Muchos no tienen ni para pagarse un boleto en autobús para alcanzar la frontera estadounidense y, sobre todo, evitan puestos de control de inmigración y numerosos centros de detención.

Suerte para ellos son los llamados albergues, como el de Tapachulas, en Chiapas, humanamente organizados por autoridades religiosas y humanitarias, donde les dan cobijo, alimentos, ropas, atienden a los enfermos y a los mutilados.

Los muertos no cuentan, enterrados y olvidados a las orillas de las vías. ¿Cuántos alcanzarán su sueño?  El documental, que merece un gran premio de periodismo, muestra mujeres que se quedaron cerca de la frontera. Cuidan niños y enfermos y logran  enviar unos pesitos a sus familiares. Otros lograron cruzar. En su afán sufrieron nuevos vía crucis atravesando el  río, el desierto, el muro y burlando a las bien entrenadas fuerzas de inmigración estadounidense.

Pero llegaron, además de pobres, todos de escasa escolaridad. Muchos de ellos viven entre nosotros, en el sur de La Florida. Algunos andan acá hace veinte años y todavía son pobre gente indocumentada, aunque económicamente mejor que en sus países de origen. Atrás quedó la Bestia, el desierto, las maras, los coyotes, las violaciones, los secuestros, los mutilados, los trozados por ruedas de acero. Sin embargo, en Miami, sus trágicas historias no interesan a la radio, ni a la televisión, ni al Miami Herald, ni al Diario de las Américas, y son miles de miles los que acá arriban anualmente.
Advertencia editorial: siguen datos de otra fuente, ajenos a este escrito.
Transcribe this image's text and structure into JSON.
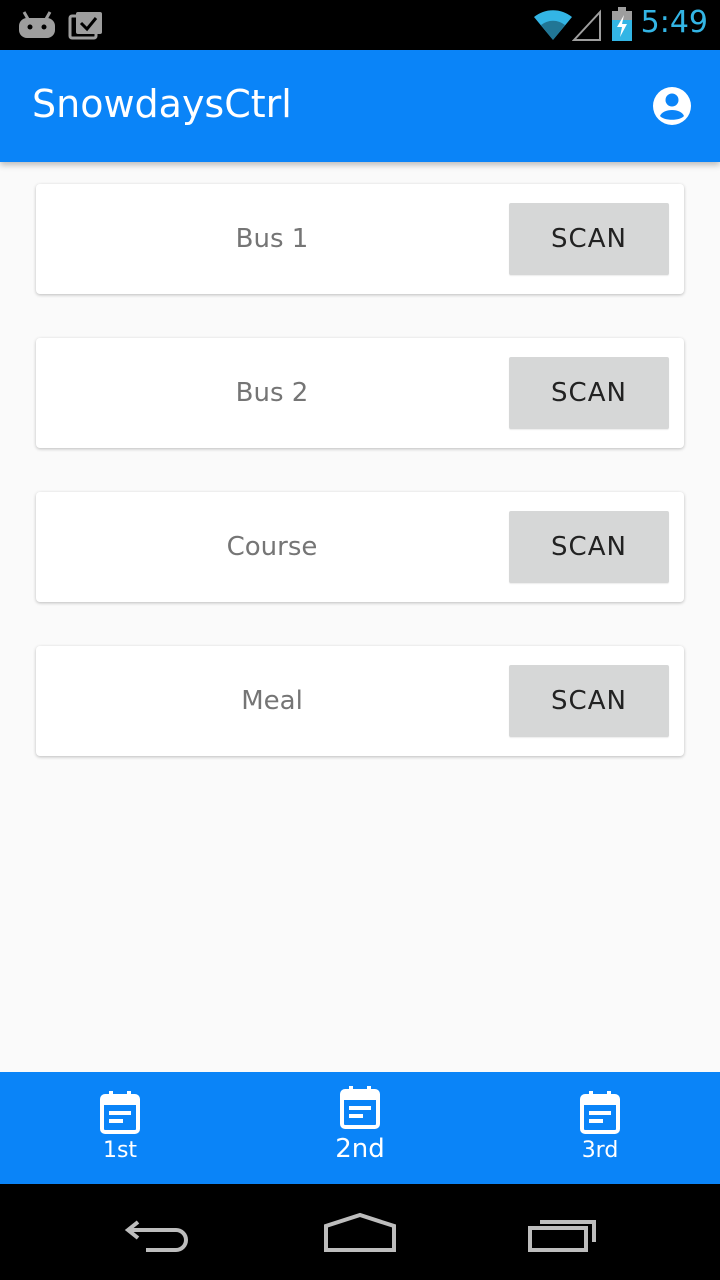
{
  "status_bar": {
    "time": "5:49",
    "icons": [
      "android-debug-icon",
      "clipboard-check-icon",
      "wifi-icon",
      "signal-icon",
      "battery-charging-icon"
    ],
    "time_color": "#33b5e5"
  },
  "app_bar": {
    "title": "SnowdaysCtrl",
    "account_icon": "account-circle-icon",
    "color": "#0a84f8"
  },
  "cards": [
    {
      "label": "Bus 1",
      "button": "SCAN"
    },
    {
      "label": "Bus 2",
      "button": "SCAN"
    },
    {
      "label": "Course",
      "button": "SCAN"
    },
    {
      "label": "Meal",
      "button": "SCAN"
    }
  ],
  "bottom_nav": {
    "tabs": [
      {
        "label": "1st",
        "icon": "event-note-icon"
      },
      {
        "label": "2nd",
        "icon": "event-note-icon",
        "selected": true
      },
      {
        "label": "3rd",
        "icon": "event-note-icon"
      }
    ]
  },
  "system_nav": {
    "buttons": [
      "back-icon",
      "home-icon",
      "recents-icon"
    ]
  }
}
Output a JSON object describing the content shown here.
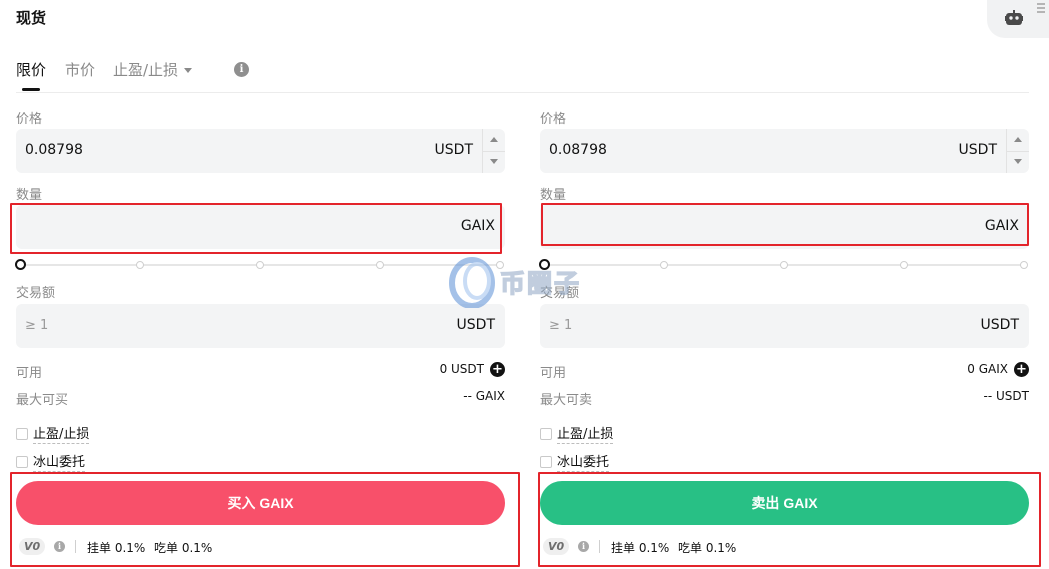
{
  "header": {
    "title": "现货"
  },
  "tabs": [
    {
      "label": "限价",
      "active": true
    },
    {
      "label": "市价",
      "active": false
    },
    {
      "label": "止盈/止损",
      "active": false
    }
  ],
  "buy": {
    "price_label": "价格",
    "price_value": "0.08798",
    "price_unit": "USDT",
    "qty_label": "数量",
    "qty_unit": "GAIX",
    "amount_label": "交易额",
    "amount_placeholder": "≥ 1",
    "amount_unit": "USDT",
    "available_label": "可用",
    "available_value": "0 USDT",
    "max_label": "最大可买",
    "max_value": "-- GAIX",
    "tpsl_label": "止盈/止损",
    "iceberg_label": "冰山委托",
    "button_label": "买入 GAIX",
    "vip_label": "V0",
    "maker_fee": "挂单 0.1%",
    "taker_fee": "吃单 0.1%",
    "slider_percent": 0
  },
  "sell": {
    "price_label": "价格",
    "price_value": "0.08798",
    "price_unit": "USDT",
    "qty_label": "数量",
    "qty_unit": "GAIX",
    "amount_label": "交易额",
    "amount_placeholder": "≥ 1",
    "amount_unit": "USDT",
    "available_label": "可用",
    "available_value": "0 GAIX",
    "max_label": "最大可卖",
    "max_value": "-- USDT",
    "tpsl_label": "止盈/止损",
    "iceberg_label": "冰山委托",
    "button_label": "卖出 GAIX",
    "vip_label": "V0",
    "maker_fee": "挂单 0.1%",
    "taker_fee": "吃单 0.1%",
    "slider_percent": 0
  },
  "watermark": {
    "text": "币圈子"
  },
  "colors": {
    "buy": "#f8506a",
    "sell": "#28c085",
    "highlight": "#e3242b"
  },
  "icons": {
    "robot": "robot-icon",
    "info": "info-icon",
    "plus": "plus-circle-icon",
    "dropdown": "caret-down-icon"
  }
}
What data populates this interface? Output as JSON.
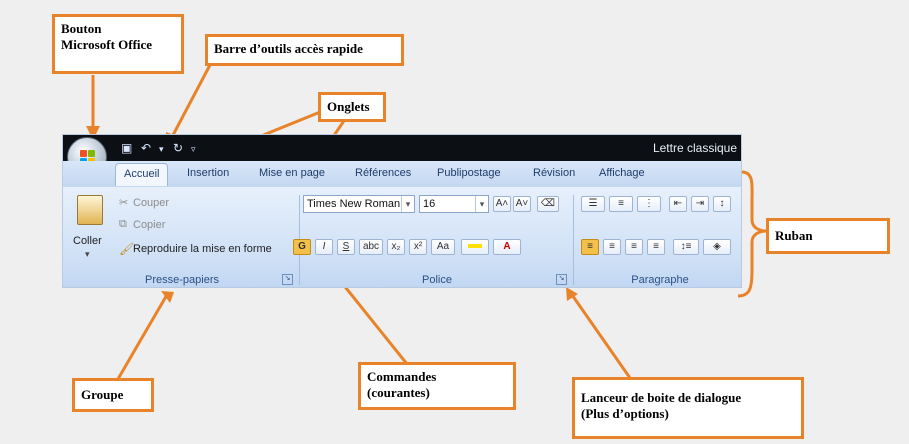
{
  "callouts": {
    "office_button": "Bouton\nMicrosoft Office",
    "quick_access": "Barre d’outils accès rapide",
    "tabs": "Onglets",
    "ribbon": "Ruban",
    "group": "Groupe",
    "commands": "Commandes\n(courantes)",
    "dialog_launcher": "Lanceur de boite de dialogue\n(Plus d’options)"
  },
  "window": {
    "title": "Lettre classique"
  },
  "tabs": [
    "Accueil",
    "Insertion",
    "Mise en page",
    "Références",
    "Publipostage",
    "Révision",
    "Affichage"
  ],
  "ribbon": {
    "clipboard": {
      "paste": "Coller",
      "cut": "Couper",
      "copy": "Copier",
      "format_painter": "Reproduire la mise en forme",
      "label": "Presse-papiers"
    },
    "font": {
      "font_name": "Times New Roman",
      "font_size": "16",
      "label": "Police"
    },
    "paragraph": {
      "label": "Paragraphe"
    }
  },
  "colors": {
    "callout_border": "#e8832a",
    "titlebar": "#0c0f14",
    "ribbon_bg": "#cfe0f6",
    "active_tab": "#f2f7ff"
  }
}
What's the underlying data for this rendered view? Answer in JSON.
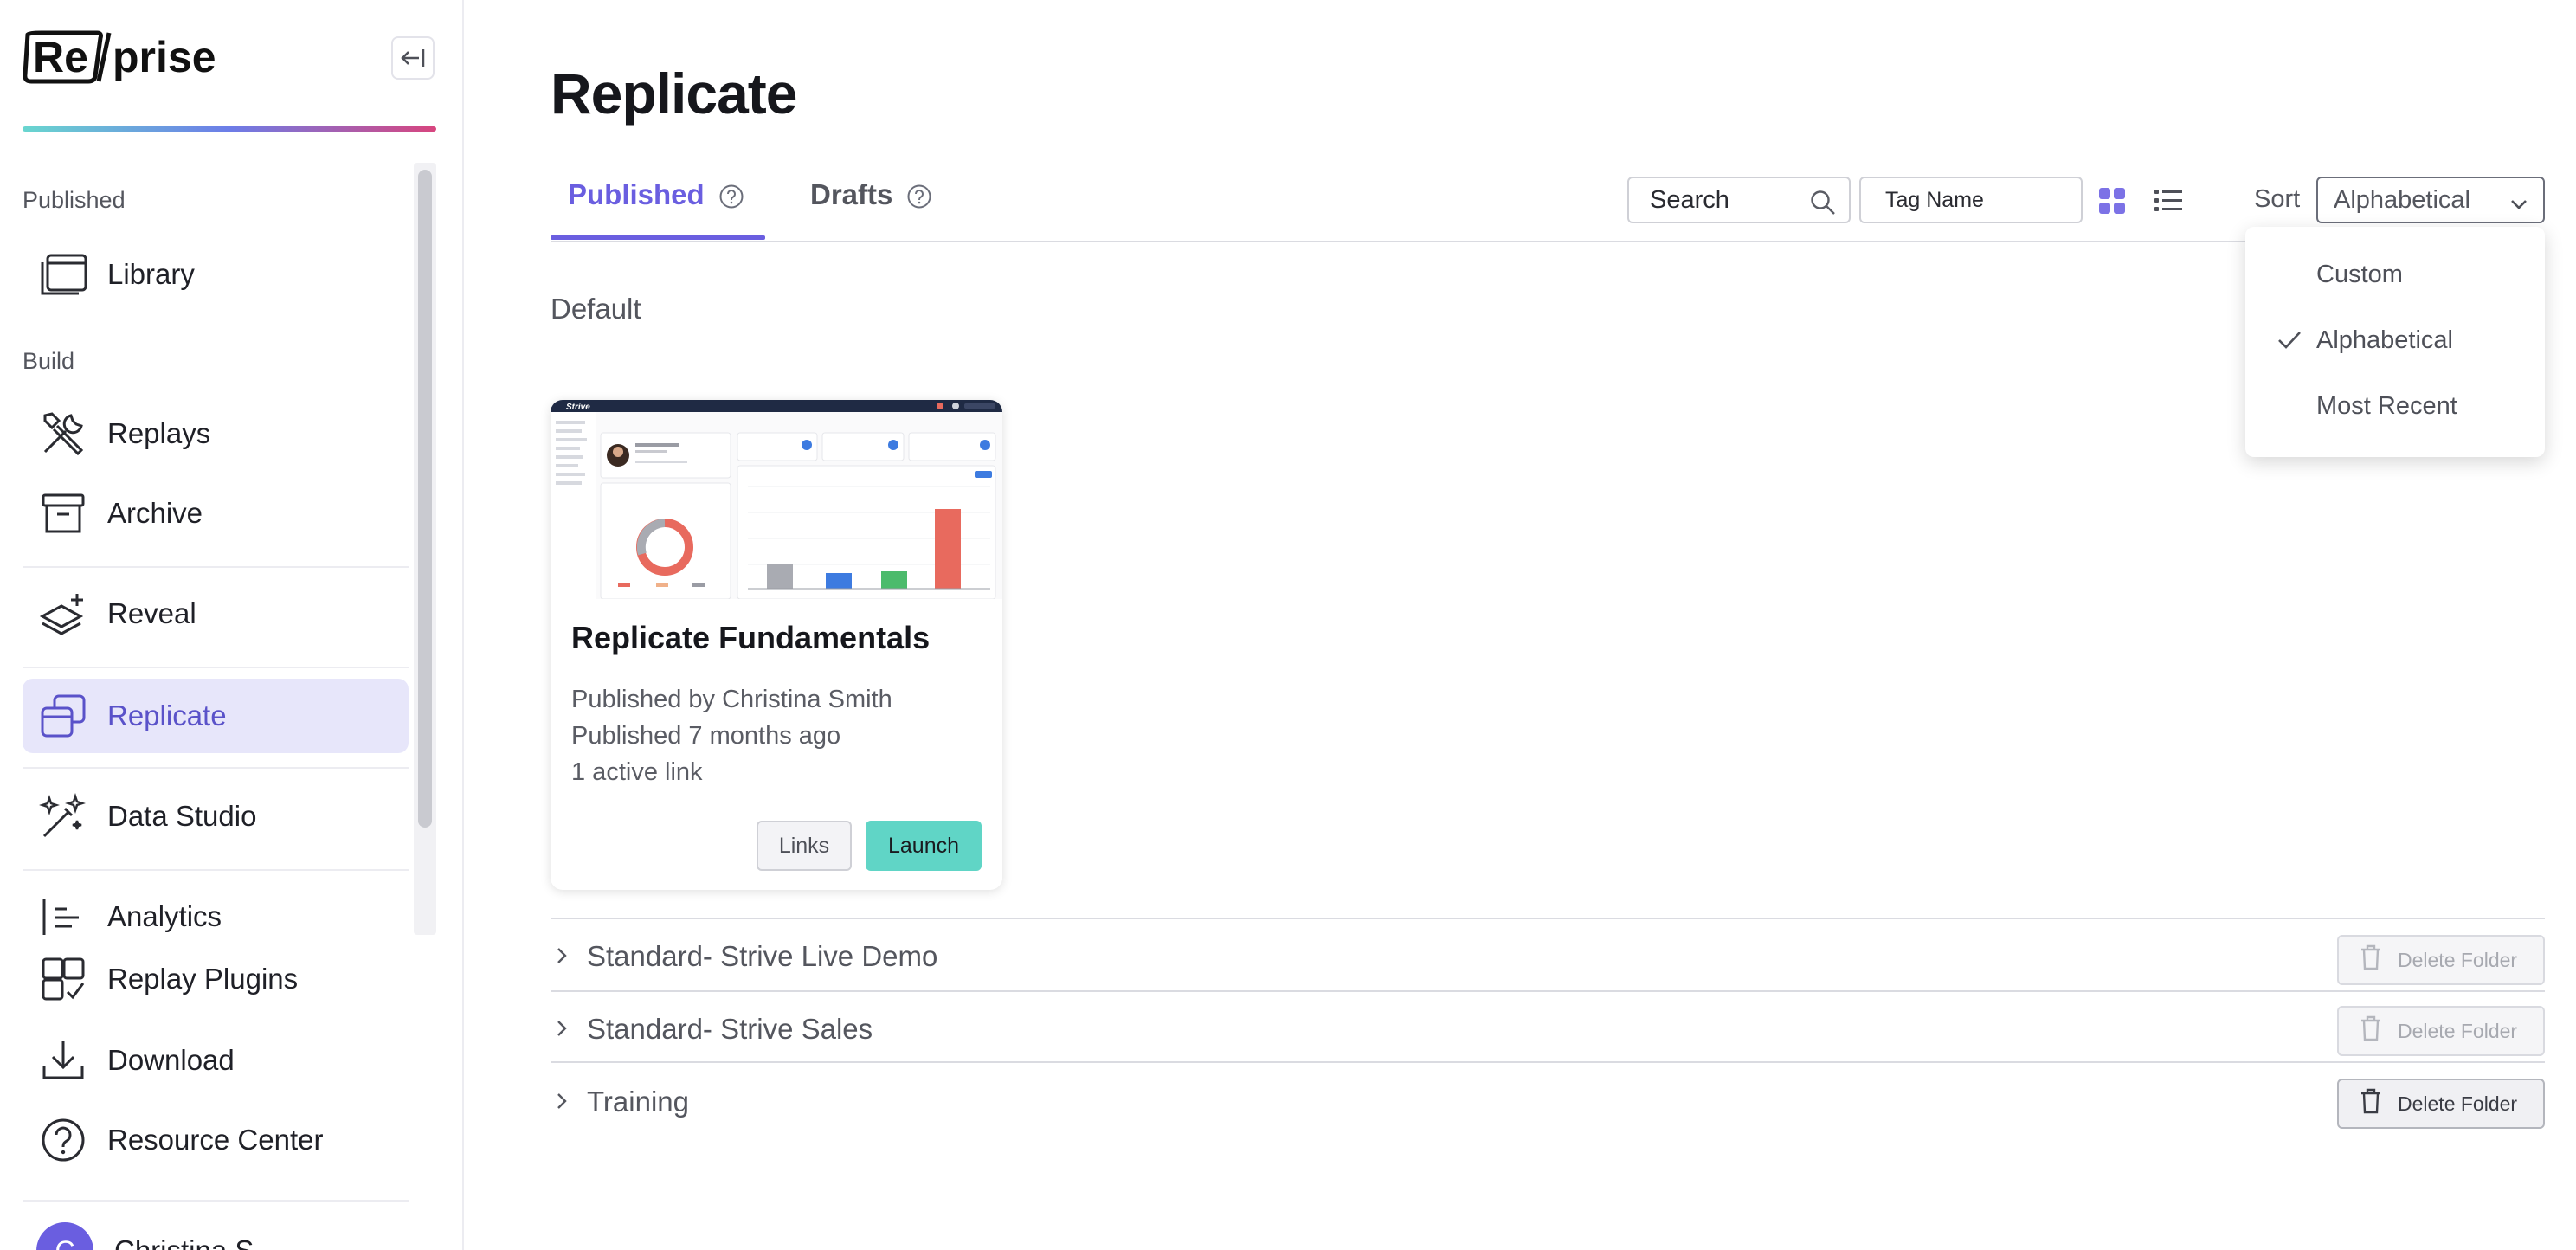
{
  "app": {
    "logo_text": "Reprise"
  },
  "sidebar": {
    "sections": {
      "published": "Published",
      "build": "Build"
    },
    "items": [
      {
        "label": "Library",
        "icon": "library-icon"
      },
      {
        "label": "Replays",
        "icon": "tools-icon"
      },
      {
        "label": "Archive",
        "icon": "archive-box-icon"
      },
      {
        "label": "Reveal",
        "icon": "layers-plus-icon"
      },
      {
        "label": "Replicate",
        "icon": "replicate-icon",
        "active": true
      },
      {
        "label": "Data Studio",
        "icon": "magic-wand-icon"
      },
      {
        "label": "Analytics",
        "icon": "analytics-bars-icon"
      },
      {
        "label": "Replay Plugins",
        "icon": "puzzle-icon"
      },
      {
        "label": "Download",
        "icon": "download-icon"
      },
      {
        "label": "Resource Center",
        "icon": "question-circle-icon"
      }
    ],
    "user": {
      "initial": "C",
      "name": "Christina S."
    }
  },
  "main": {
    "title": "Replicate",
    "tabs": [
      {
        "label": "Published",
        "active": true
      },
      {
        "label": "Drafts",
        "active": false
      }
    ],
    "toolbar": {
      "search_placeholder": "Search",
      "tag_placeholder": "Tag Name",
      "sort_label": "Sort",
      "sort_value": "Alphabetical"
    },
    "sort_dropdown": {
      "options": [
        {
          "label": "Custom",
          "selected": false
        },
        {
          "label": "Alphabetical",
          "selected": true
        },
        {
          "label": "Most Recent",
          "selected": false
        }
      ]
    },
    "default_section": "Default",
    "card": {
      "title": "Replicate Fundamentals",
      "published_by": "Published by Christina Smith",
      "published_when": "Published 7 months ago",
      "links_count": "1 active link",
      "links_label": "Links",
      "launch_label": "Launch",
      "thumbnail": {
        "brand": "Strive"
      }
    },
    "folders": [
      {
        "name": "Standard- Strive Live Demo",
        "delete_label": "Delete Folder",
        "delete_enabled": false
      },
      {
        "name": "Standard- Strive Sales",
        "delete_label": "Delete Folder",
        "delete_enabled": false
      },
      {
        "name": "Training",
        "delete_label": "Delete Folder",
        "delete_enabled": true
      }
    ]
  },
  "colors": {
    "accent": "#6a5ee0",
    "active_bg": "#e7e6fa",
    "launch": "#60d5c6",
    "gradient_start": "#69d6cf",
    "gradient_mid": "#6c7de8",
    "gradient_end": "#d8457e"
  }
}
Ahora bien, que no aparezca un rozagante y bien preparado doctor que abandonó una misión médica cubana. Las televisoras lo disputan y se lo quieren comer a besos. Serán reyes o reinas por unos días. Luego vendrá la realidad. Yo conocí en el Miami Dade College a uno que desertó en Venezuela. Profesor no era, ni siquiera oficinista. Limpiaba los pisos de las aulas y los pizarrones de nueve de la noche a dos de la madrugada. Yo hacía lo mismo. Andando el tiempo me lo encontré. Se había hecho técnico de rayos X. Ya lo dijimos: llegan y les hacen loas como si fueran héroes de la Segunda Guerra Mundial.

Después, allá ellos: los olvidan y el “pastel” no siempre sabe a pastel.